“Recebi informações de que todos os indivíduos, incluindo os não portugueses, que foram localizados [pelos militares israelitas] estão em condições seguras […], ainda estamos a verificar se todos os cidadãos portugueses estão incluídos neste primeiro grupo”, afirmou Luís Montenegro durante uma conferência de imprensa após se reunir com o presidente ucraniano, Volodymyr Zelensky, no contexto de um encontro da Comunidade Política Europeia, realizado em Copenhaga (Dinamarca).
O primeiro-ministro optou por não confirmar que a coordenadora nacional do BE e única deputada do partido, Mariana Mortágua, a atriz Sofia Aparício e mais dois ativistas portugueses estão detidos, preferindo afirmar que “estão sob a responsabilidade das autoridades israelitas”.
Luís Montenegro mencionou que o Governo tem “plena noção da localização” dos cidadãos portugueses.
“Não posso especificar o local, mas sei que estão em um porto”, comentou, acrescentando que as autoridades portuguesas estão em constante comunicação com Telavive, para verificar se “todos estão presentes ou apenas uma parte da delegação”.
As autoridades israelitas anunciaram, recentemente, que os ativistas da Flotilha Global Sumud que foram interceptados estão prestes a desembarcar no porto de Ashdod, onde serão entregues à polícia antes de serem levados para a prisão de Ketziot, situada no deserto do Negev. Não é possível confirmar se os portugueses fazem parte deste grupo.
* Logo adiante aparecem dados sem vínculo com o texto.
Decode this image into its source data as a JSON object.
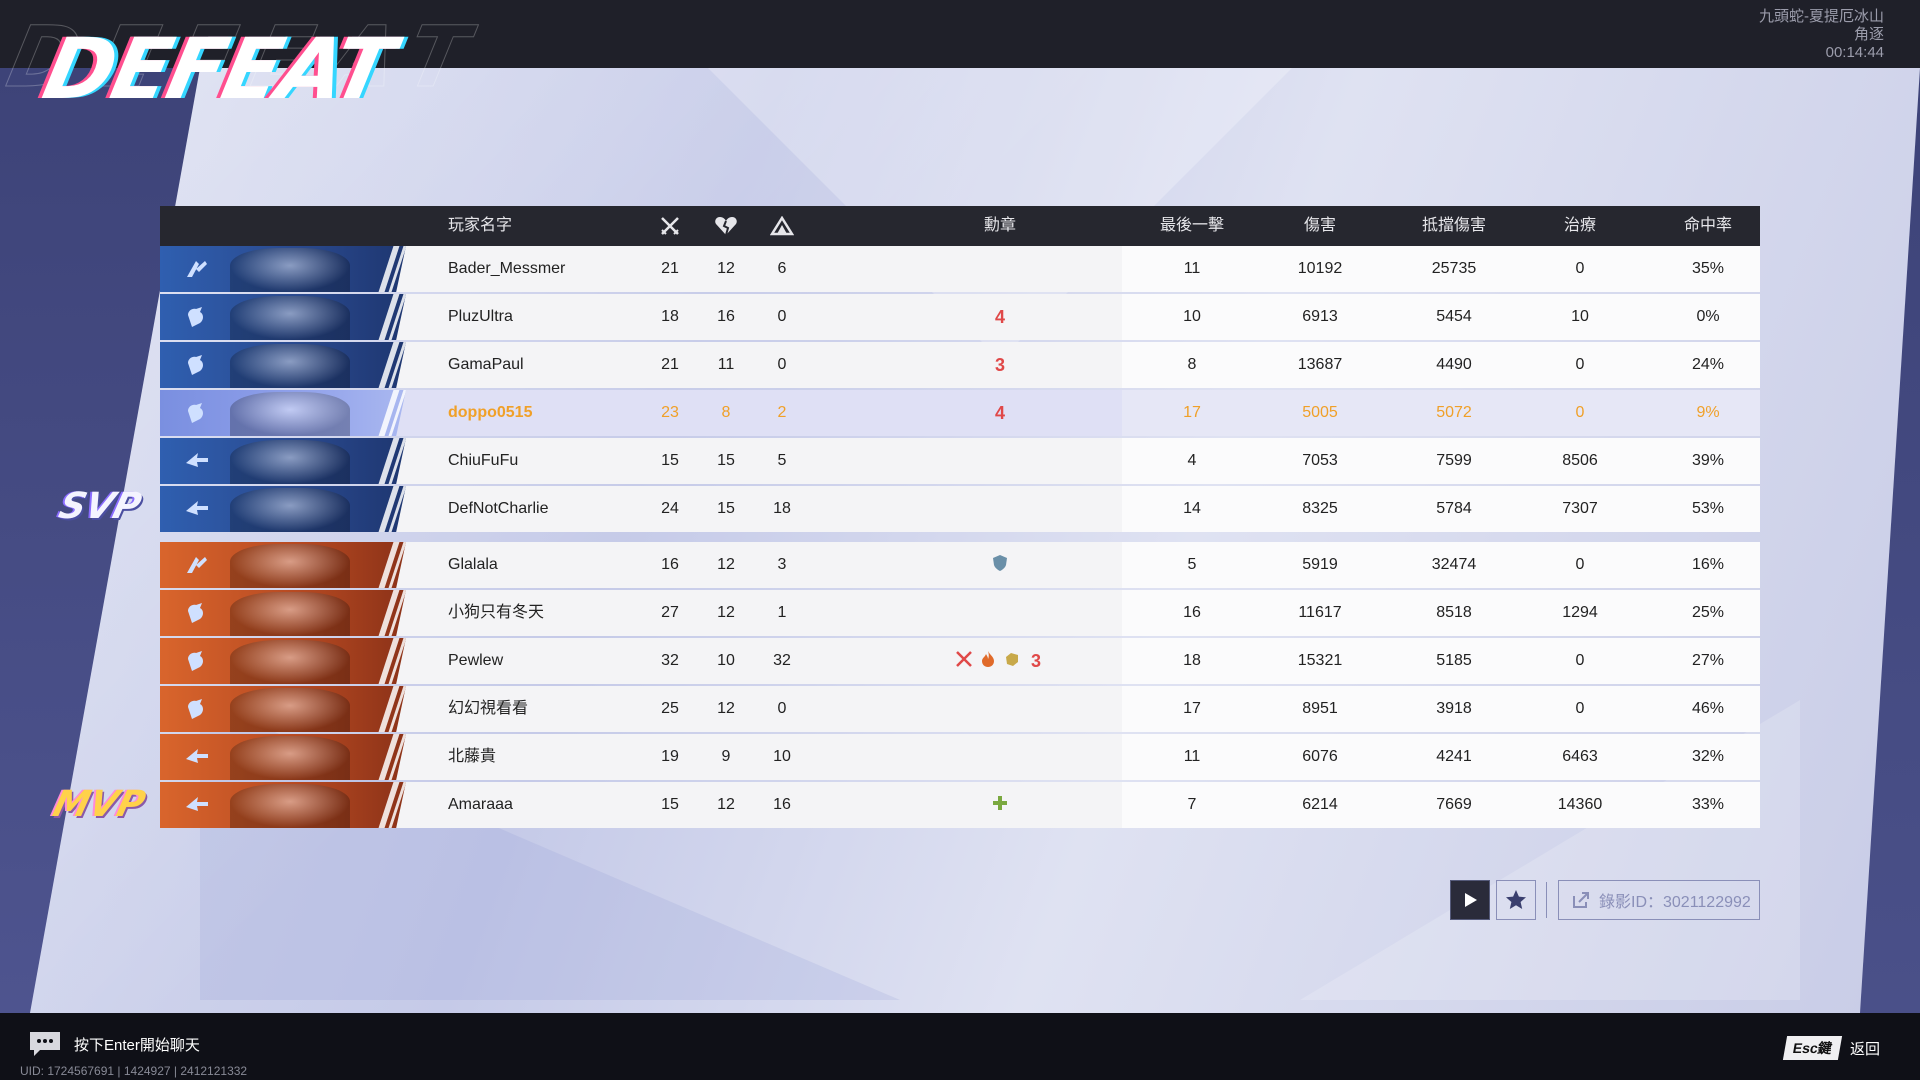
{
  "header": {
    "result": "DEFEAT",
    "map": "九頭蛇-夏提厄冰山",
    "mode": "角逐",
    "time": "00:14:44"
  },
  "columns": {
    "name": "玩家名字",
    "kills_icon": "crossed-swords-icon",
    "deaths_icon": "broken-heart-icon",
    "assists_icon": "assist-icon",
    "medals": "勳章",
    "final_blows": "最後一擊",
    "damage": "傷害",
    "blocked": "抵擋傷害",
    "healing": "治療",
    "accuracy": "命中率"
  },
  "team_blue": [
    {
      "role": "vanguard",
      "name": "Bader_Messmer",
      "k": "21",
      "d": "12",
      "a": "6",
      "medals": [],
      "fb": "11",
      "dmg": "10192",
      "blk": "25735",
      "heal": "0",
      "acc": "35%"
    },
    {
      "role": "duelist",
      "name": "PluzUltra",
      "k": "18",
      "d": "16",
      "a": "0",
      "medals": [
        "4"
      ],
      "fb": "10",
      "dmg": "6913",
      "blk": "5454",
      "heal": "10",
      "acc": "0%"
    },
    {
      "role": "duelist",
      "name": "GamaPaul",
      "k": "21",
      "d": "11",
      "a": "0",
      "medals": [
        "3"
      ],
      "fb": "8",
      "dmg": "13687",
      "blk": "4490",
      "heal": "0",
      "acc": "24%"
    },
    {
      "role": "duelist",
      "name": "doppo0515",
      "k": "23",
      "d": "8",
      "a": "2",
      "medals": [
        "4"
      ],
      "fb": "17",
      "dmg": "5005",
      "blk": "5072",
      "heal": "0",
      "acc": "9%",
      "me": true
    },
    {
      "role": "strategist",
      "name": "ChiuFuFu",
      "k": "15",
      "d": "15",
      "a": "5",
      "medals": [],
      "fb": "4",
      "dmg": "7053",
      "blk": "7599",
      "heal": "8506",
      "acc": "39%"
    },
    {
      "role": "strategist",
      "name": "DefNotCharlie",
      "k": "24",
      "d": "15",
      "a": "18",
      "medals": [],
      "fb": "14",
      "dmg": "8325",
      "blk": "5784",
      "heal": "7307",
      "acc": "53%"
    }
  ],
  "team_orange": [
    {
      "role": "vanguard",
      "name": "Glalala",
      "k": "16",
      "d": "12",
      "a": "3",
      "medals": [
        "shield"
      ],
      "fb": "5",
      "dmg": "5919",
      "blk": "32474",
      "heal": "0",
      "acc": "16%"
    },
    {
      "role": "duelist",
      "name": "小狗只有冬天",
      "k": "27",
      "d": "12",
      "a": "1",
      "medals": [],
      "fb": "16",
      "dmg": "11617",
      "blk": "8518",
      "heal": "1294",
      "acc": "25%"
    },
    {
      "role": "duelist",
      "name": "Pewlew",
      "k": "32",
      "d": "10",
      "a": "32",
      "medals": [
        "swords",
        "fire",
        "fist",
        "3"
      ],
      "fb": "18",
      "dmg": "15321",
      "blk": "5185",
      "heal": "0",
      "acc": "27%"
    },
    {
      "role": "duelist",
      "name": "幻幻視看看",
      "k": "25",
      "d": "12",
      "a": "0",
      "medals": [],
      "fb": "17",
      "dmg": "8951",
      "blk": "3918",
      "heal": "0",
      "acc": "46%"
    },
    {
      "role": "strategist",
      "name": "北藤貴",
      "k": "19",
      "d": "9",
      "a": "10",
      "medals": [],
      "fb": "11",
      "dmg": "6076",
      "blk": "4241",
      "heal": "6463",
      "acc": "32%"
    },
    {
      "role": "strategist",
      "name": "Amaraaa",
      "k": "15",
      "d": "12",
      "a": "16",
      "medals": [
        "plus"
      ],
      "fb": "7",
      "dmg": "6214",
      "blk": "7669",
      "heal": "14360",
      "acc": "33%"
    }
  ],
  "badges": {
    "svp": "SVP",
    "mvp": "MVP"
  },
  "controls": {
    "replay_label": "錄影ID：3021122992"
  },
  "footer": {
    "chat_hint": "按下Enter開始聊天",
    "uid": "UID: 1724567691 | 1424927 | 2412121332",
    "esc_key": "Esc鍵",
    "back": "返回"
  },
  "colors": {
    "blue_team": "#2f5fb0",
    "orange_team": "#d9652c",
    "self_highlight": "#f0a028",
    "medal_red": "#e04848"
  }
}
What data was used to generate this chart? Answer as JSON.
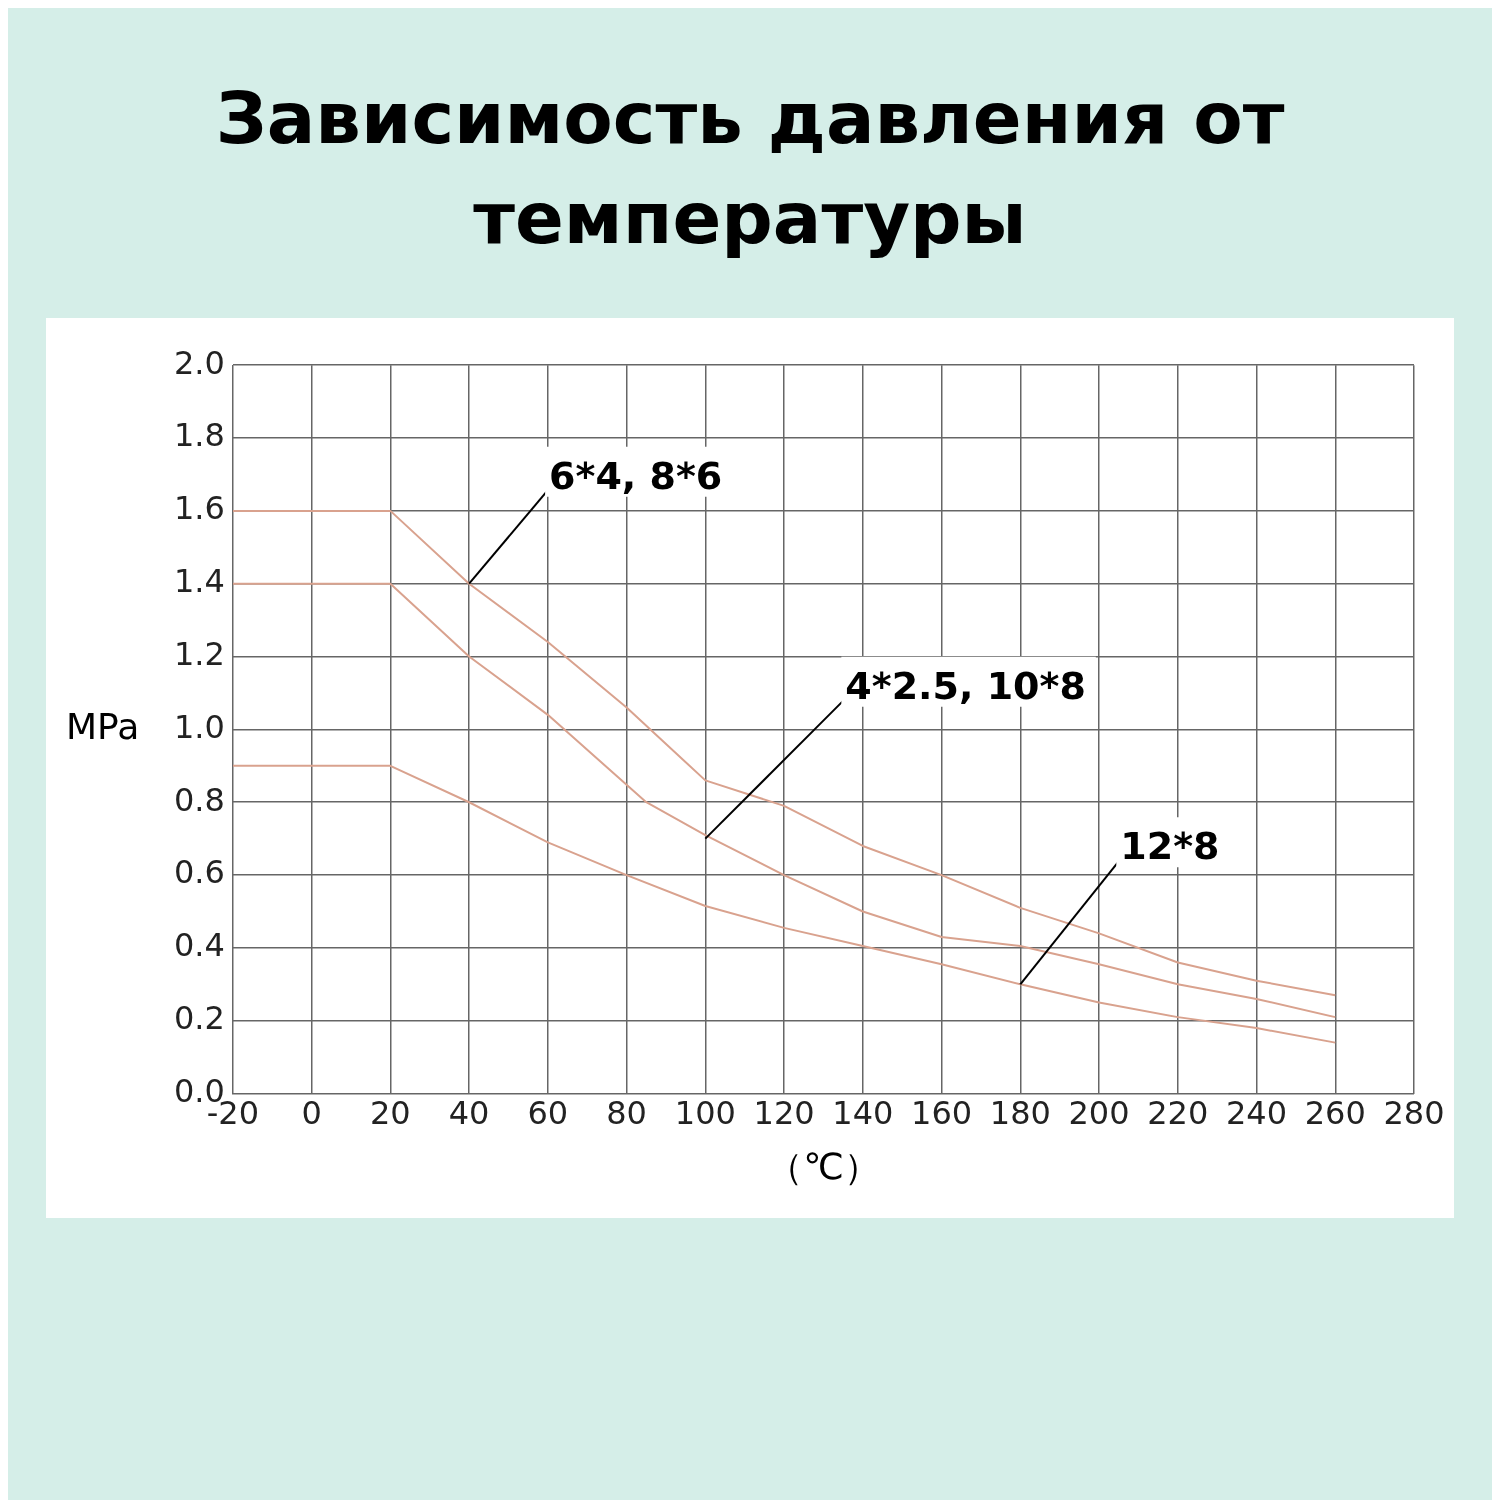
{
  "chart_data": {
    "type": "line",
    "title": "Зависимость давления от температуры",
    "xlabel": "（℃）",
    "ylabel": "MPa",
    "xlim": [
      -20,
      280
    ],
    "xticks": [
      -20,
      0,
      20,
      40,
      60,
      80,
      100,
      120,
      140,
      160,
      180,
      200,
      220,
      240,
      260,
      280
    ],
    "ylim": [
      0,
      2
    ],
    "yticks": [
      {
        "value": 0,
        "label": "0.0"
      },
      0.2,
      0.4,
      0.6,
      0.8,
      {
        "value": 1,
        "label": "1.0"
      },
      1.2,
      1.4,
      1.6,
      1.8,
      {
        "value": 2,
        "label": "2.0"
      }
    ],
    "grid": true,
    "legend": false,
    "marker": "none",
    "line_style": "solid",
    "series": [
      {
        "color": "#d9a28e",
        "x": [
          -20,
          20,
          40,
          60,
          80,
          100,
          120,
          140,
          160,
          180,
          200,
          220,
          240,
          260
        ],
        "values": [
          1.6,
          1.6,
          1.4,
          1.24,
          1.06,
          0.86,
          0.79,
          0.68,
          0.6,
          0.51,
          0.44,
          0.36,
          0.31,
          0.27
        ]
      },
      {
        "color": "#d9a28e",
        "x": [
          -20,
          20,
          40,
          60,
          85,
          100,
          120,
          140,
          160,
          180,
          200,
          220,
          240,
          260
        ],
        "values": [
          1.4,
          1.4,
          1.2,
          1.04,
          0.8,
          0.71,
          0.6,
          0.5,
          0.43,
          0.405,
          0.355,
          0.3,
          0.26,
          0.21
        ]
      },
      {
        "color": "#d9a28e",
        "x": [
          -20,
          20,
          40,
          60,
          80,
          100,
          120,
          140,
          160,
          180,
          200,
          220,
          240,
          260
        ],
        "values": [
          0.9,
          0.9,
          0.8,
          0.69,
          0.6,
          0.515,
          0.455,
          0.405,
          0.355,
          0.3,
          0.25,
          0.21,
          0.18,
          0.14
        ]
      }
    ],
    "annotations": [
      {
        "text": "6*4, 8*6",
        "x": 40,
        "y": 1.4
      },
      {
        "text": "4*2.5, 10*8",
        "x": 100,
        "y": 0.7
      },
      {
        "text": "12*8",
        "x": 180,
        "y": 0.3
      }
    ]
  }
}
Podem ser deportados, sair de forma voluntária ou ser levados a tribunal
A previsão é que os detidos sejam recebidos por agentes prisionais e, caso se recusem a serem deportados, enfrentem um julgamento por entrada ilegal em um tribunal especial constituído por membros do Ministério do Interior, em vez de um tribunal comum.
O primeiro-ministro também expressou a expectativa de que “a rede diplomática [portuguesa] consiga entrar em contato com os cidadãos portugueses”, enquanto aguardam uma possível decisão judicial sobre a deportação dos membros da flotilha humanitária ou uma eventual decisão de deixar Israel de forma voluntária.
A flotilha, que tinha como objetivo levar assistência humanitária à população palestiniana, estava a caminho da Faixa de Gaza, um território rodeado e com acessos bloqueados, que não é considerado território israelita, mas que está sob ocupação.